A comeback story with a wig on
Nektar Therapeutics just gave investors something they haven't had in a while: a reason to stop doom-scrolling the ticker. The company said its phase 2b rezolve AA study for rezpegaldesleukin in severe to very severe alopecia areata kept showing improvement in a blinded 16-week treatment extension.
That matters because this wasn't just another boring biotech update. The previous study had been clouded by apparent enrollment errors, which is biotech-speak for "the setup was messy, so don't judge the ending too harshly." This new data helps the bulls argue the drug's signal may be real — not just statistical smoke and mirrors.
Why Wall Street cares
For biotech, one clean readout can completely change the plot. If you’re holding NKTR, the market is basically asking: is this a one-hit wonder, or is there a legitimate shot at a meaningful treatment story here?
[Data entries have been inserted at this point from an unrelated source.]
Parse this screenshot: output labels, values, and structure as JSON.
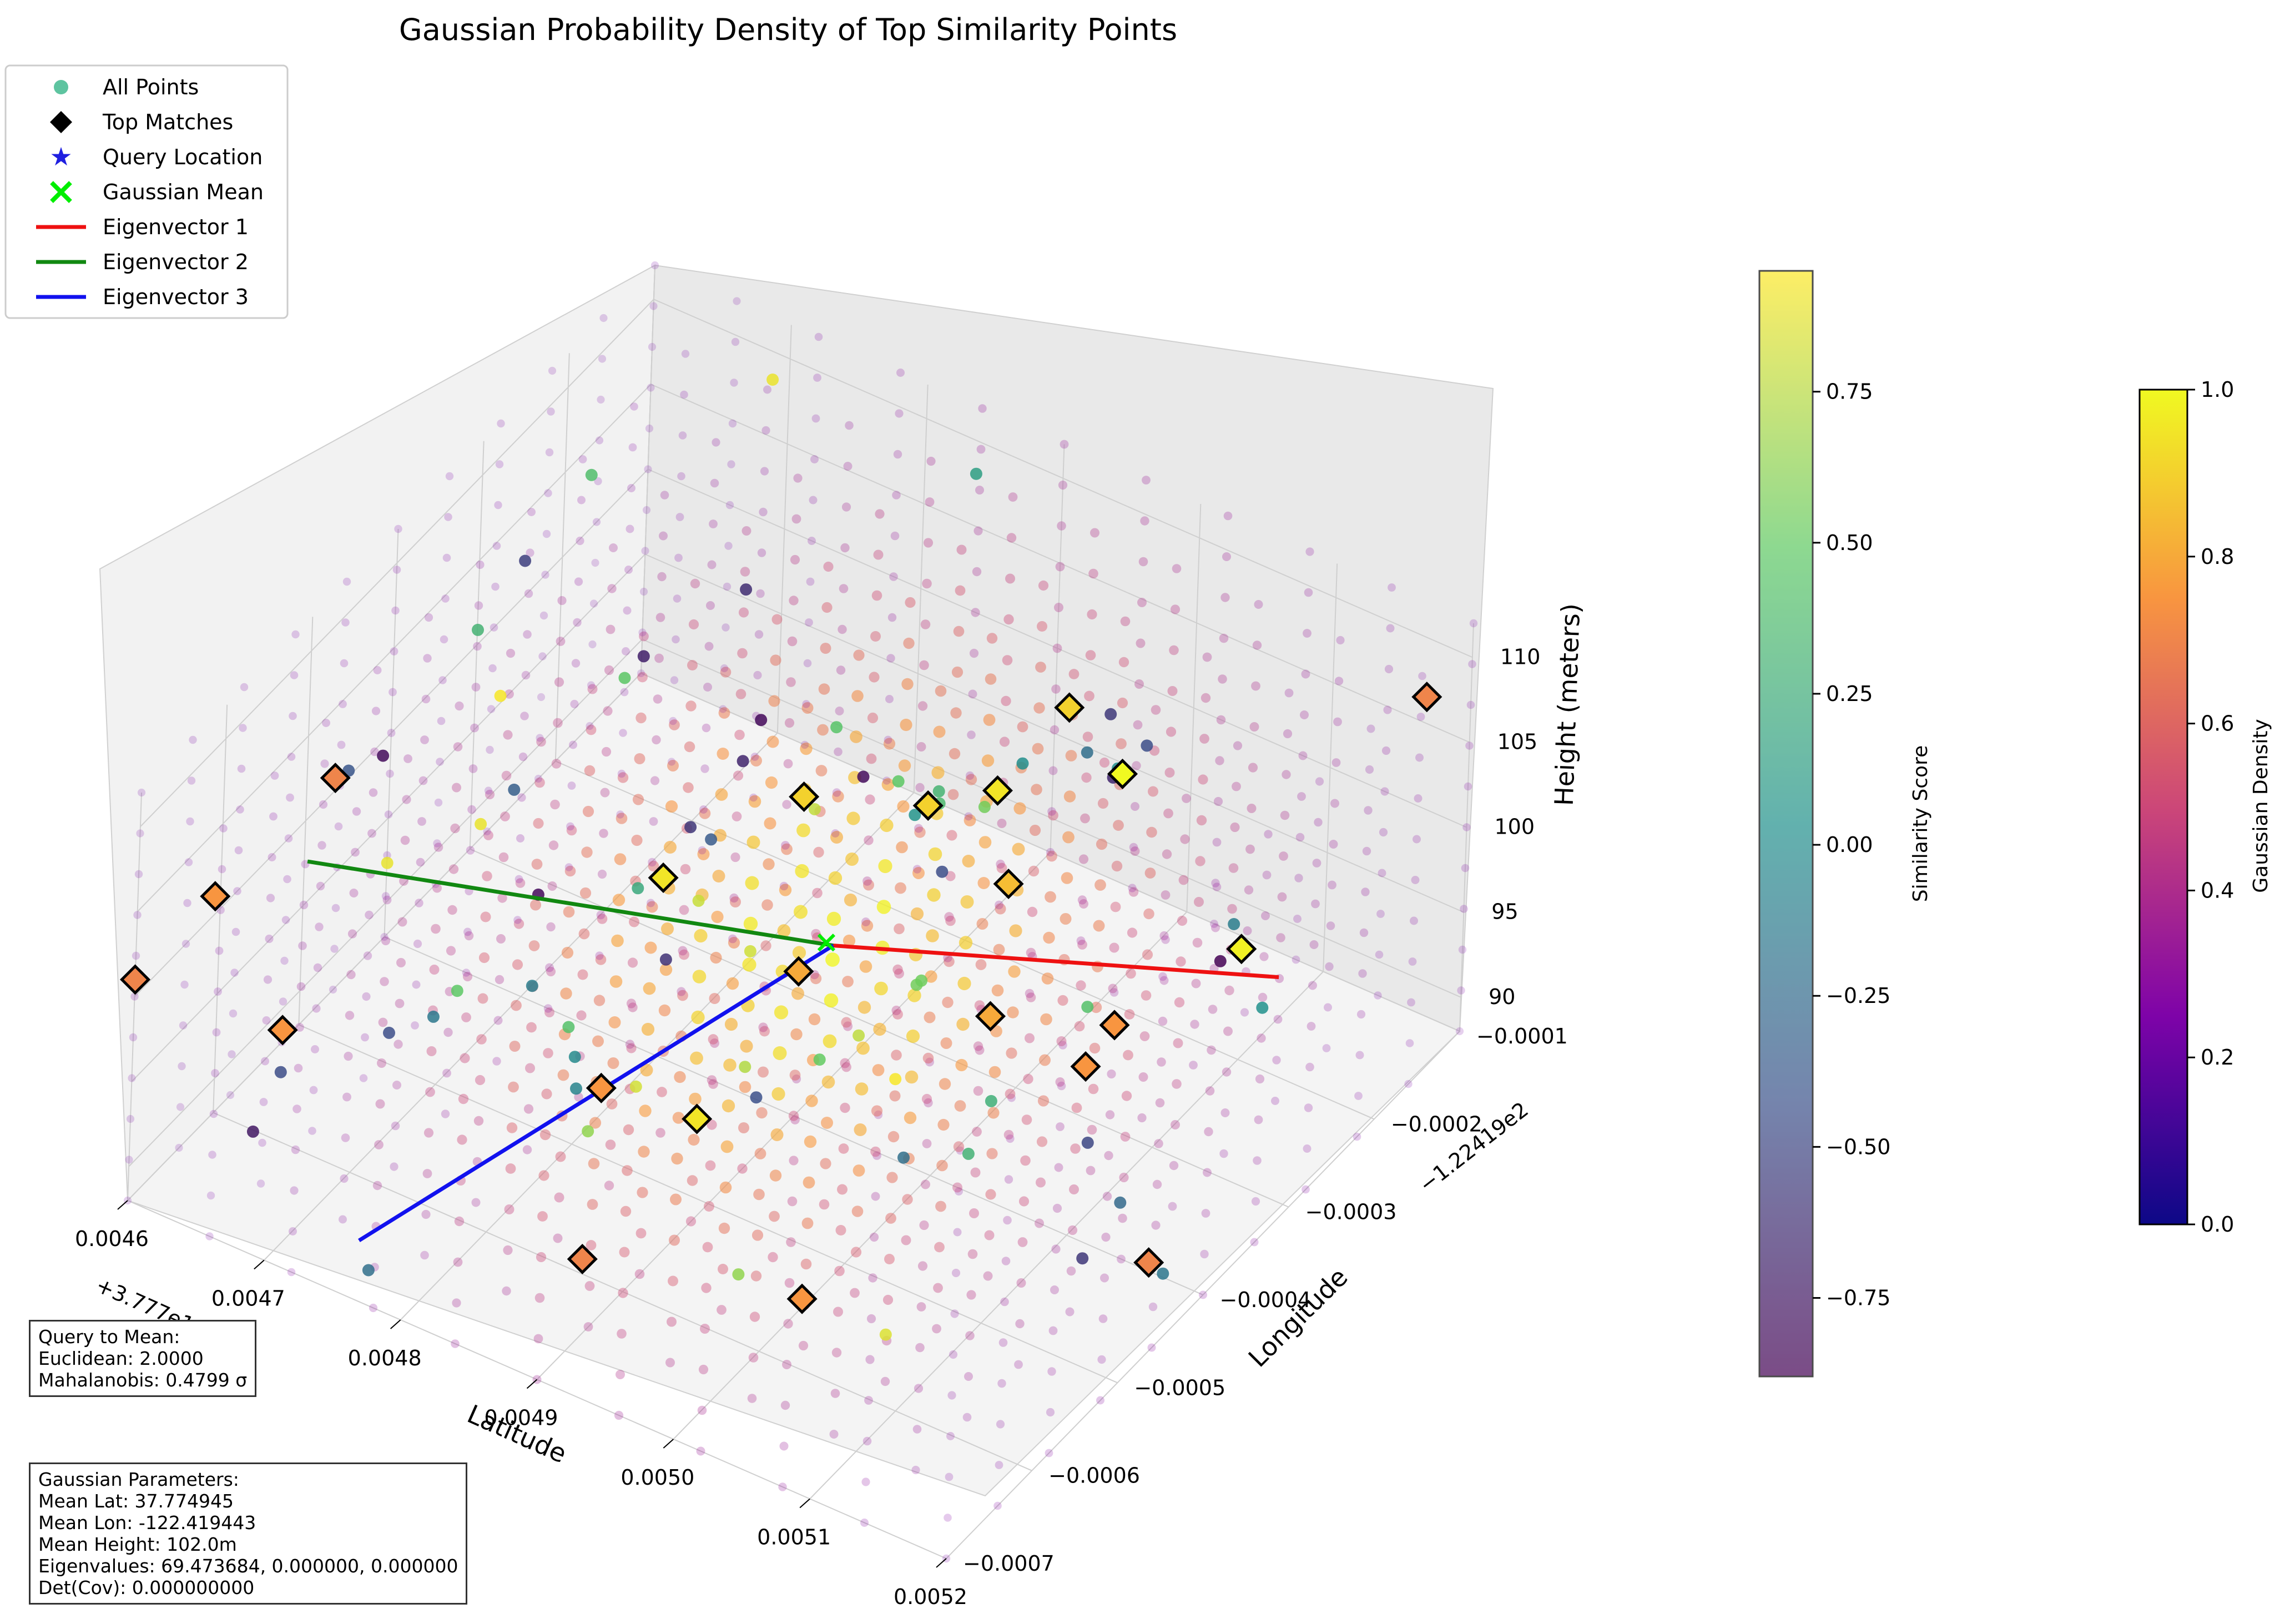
{
  "chart_data": {
    "type": "scatter",
    "title": "Gaussian Probability Density of Top Similarity Points",
    "axes": {
      "x": {
        "label": "Latitude",
        "offset": "+3.777e1",
        "ticks": [
          "0.0046",
          "0.0047",
          "0.0048",
          "0.0049",
          "0.0050",
          "0.0051",
          "0.0052"
        ],
        "range": [
          0.0046,
          0.0052
        ]
      },
      "y": {
        "label": "Longitude",
        "offset": "−1.22419e2",
        "ticks": [
          "−0.0007",
          "−0.0006",
          "−0.0005",
          "−0.0004",
          "−0.0003",
          "−0.0002",
          "−0.0001"
        ],
        "range": [
          -0.0007,
          -0.0001
        ]
      },
      "z": {
        "label": "Height (meters)",
        "ticks": [
          "90",
          "95",
          "100",
          "105",
          "110"
        ],
        "range": [
          88,
          112
        ]
      }
    },
    "legend": {
      "placement": "upper-left",
      "entries": [
        {
          "label": "All Points",
          "marker": "circle",
          "color": "#5ec4a0"
        },
        {
          "label": "Top Matches",
          "marker": "diamond",
          "color": "#000000"
        },
        {
          "label": "Query Location",
          "marker": "star",
          "color": "#1f1fe0"
        },
        {
          "label": "Gaussian Mean",
          "marker": "x",
          "color": "#00ee00"
        },
        {
          "label": "Eigenvector 1",
          "marker": "line",
          "color": "#ee1111"
        },
        {
          "label": "Eigenvector 2",
          "marker": "line",
          "color": "#118811"
        },
        {
          "label": "Eigenvector 3",
          "marker": "line",
          "color": "#1111ee"
        }
      ]
    },
    "colorbars": [
      {
        "label": "Similarity Score",
        "colormap": "viridis",
        "ticks": [
          "0.75",
          "0.50",
          "0.25",
          "0.00",
          "−0.25",
          "−0.50",
          "−0.75"
        ],
        "range": [
          -0.88,
          0.95
        ]
      },
      {
        "label": "Gaussian Density",
        "colormap": "plasma",
        "ticks": [
          "1.0",
          "0.8",
          "0.6",
          "0.4",
          "0.2",
          "0.0"
        ],
        "range": [
          0.0,
          1.0
        ]
      }
    ],
    "gaussian_mean": {
      "lat": 37.774945,
      "lon": -122.419443,
      "height": 102.0
    },
    "top_matches": [
      {
        "lat": 37.77468,
        "lon": -122.4196,
        "height": 110.5,
        "density": 0.7
      },
      {
        "lat": 37.77462,
        "lon": -122.41964,
        "height": 103.5,
        "density": 0.75
      },
      {
        "lat": 37.7746,
        "lon": -122.4197,
        "height": 101.0,
        "density": 0.7
      },
      {
        "lat": 37.77466,
        "lon": -122.41962,
        "height": 96.0,
        "density": 0.75
      },
      {
        "lat": 37.7748,
        "lon": -122.4194,
        "height": 98.5,
        "density": 0.95
      },
      {
        "lat": 37.77484,
        "lon": -122.4193,
        "height": 99.5,
        "density": 0.9
      },
      {
        "lat": 37.7749,
        "lon": -122.41925,
        "height": 98.5,
        "density": 0.9
      },
      {
        "lat": 37.77492,
        "lon": -122.4192,
        "height": 97.5,
        "density": 0.95
      },
      {
        "lat": 37.77494,
        "lon": -122.41915,
        "height": 100.5,
        "density": 0.9
      },
      {
        "lat": 37.77498,
        "lon": -122.41915,
        "height": 98.0,
        "density": 1.0
      },
      {
        "lat": 37.77496,
        "lon": -122.41925,
        "height": 96.0,
        "density": 0.85
      },
      {
        "lat": 37.7749,
        "lon": -122.4194,
        "height": 96.5,
        "density": 0.8
      },
      {
        "lat": 37.77482,
        "lon": -122.4195,
        "height": 92.0,
        "density": 0.75
      },
      {
        "lat": 37.77498,
        "lon": -122.4193,
        "height": 91.5,
        "density": 0.8
      },
      {
        "lat": 37.77504,
        "lon": -122.41925,
        "height": 90.5,
        "density": 0.75
      },
      {
        "lat": 37.7751,
        "lon": -122.4192,
        "height": 94.5,
        "density": 0.98
      },
      {
        "lat": 37.77518,
        "lon": -122.41912,
        "height": 108.0,
        "density": 0.7
      },
      {
        "lat": 37.77516,
        "lon": -122.4194,
        "height": 88.5,
        "density": 0.7
      },
      {
        "lat": 37.77505,
        "lon": -122.4193,
        "height": 91.0,
        "density": 0.75
      },
      {
        "lat": 37.77486,
        "lon": -122.41945,
        "height": 89.0,
        "density": 0.95
      },
      {
        "lat": 37.775,
        "lon": -122.41955,
        "height": 88.5,
        "density": 0.75
      },
      {
        "lat": 37.7749,
        "lon": -122.41965,
        "height": 92.5,
        "density": 0.7
      }
    ],
    "eigenvector_segments": [
      {
        "name": "Eigenvector 1",
        "from": {
          "lat": 0.00495,
          "lon": -0.000443,
          "height": 102.0
        },
        "to": {
          "lat": 0.00508,
          "lon": -0.00012,
          "height": 88.0
        }
      },
      {
        "name": "Eigenvector 2",
        "from": {
          "lat": 0.00495,
          "lon": -0.000443,
          "height": 102.0
        },
        "to": {
          "lat": 0.00465,
          "lon": -0.00058,
          "height": 103.5
        }
      },
      {
        "name": "Eigenvector 3",
        "from": {
          "lat": 0.00495,
          "lon": -0.000443,
          "height": 102.0
        },
        "to": {
          "lat": 0.00478,
          "lon": -0.00072,
          "height": 93.0
        }
      }
    ]
  },
  "info_boxes": {
    "query_to_mean": [
      "Query to Mean:",
      "Euclidean: 2.0000",
      "Mahalanobis: 0.4799 σ"
    ],
    "gaussian_parameters": [
      "Gaussian Parameters:",
      "Mean Lat: 37.774945",
      "Mean Lon: -122.419443",
      "Mean Height: 102.0m",
      "Eigenvalues: 69.473684, 0.000000, 0.000000",
      "Det(Cov): 0.000000000"
    ]
  }
}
A few things investors will likely focus on:
- whether the improvement persists beyond this extension period
- how convincing the SALT score data looks versus prior noise
- whether the enrollment issue turns into a footnote or a credibility tax
Big picture
Today’s move is less about a finished commercial product and more about Nektar earning back a little trust. In biotech, that’s half the battle. If the data keeps cooperating, this could go from "wait, what happened there?" to "okay, maybe there’s something here after all."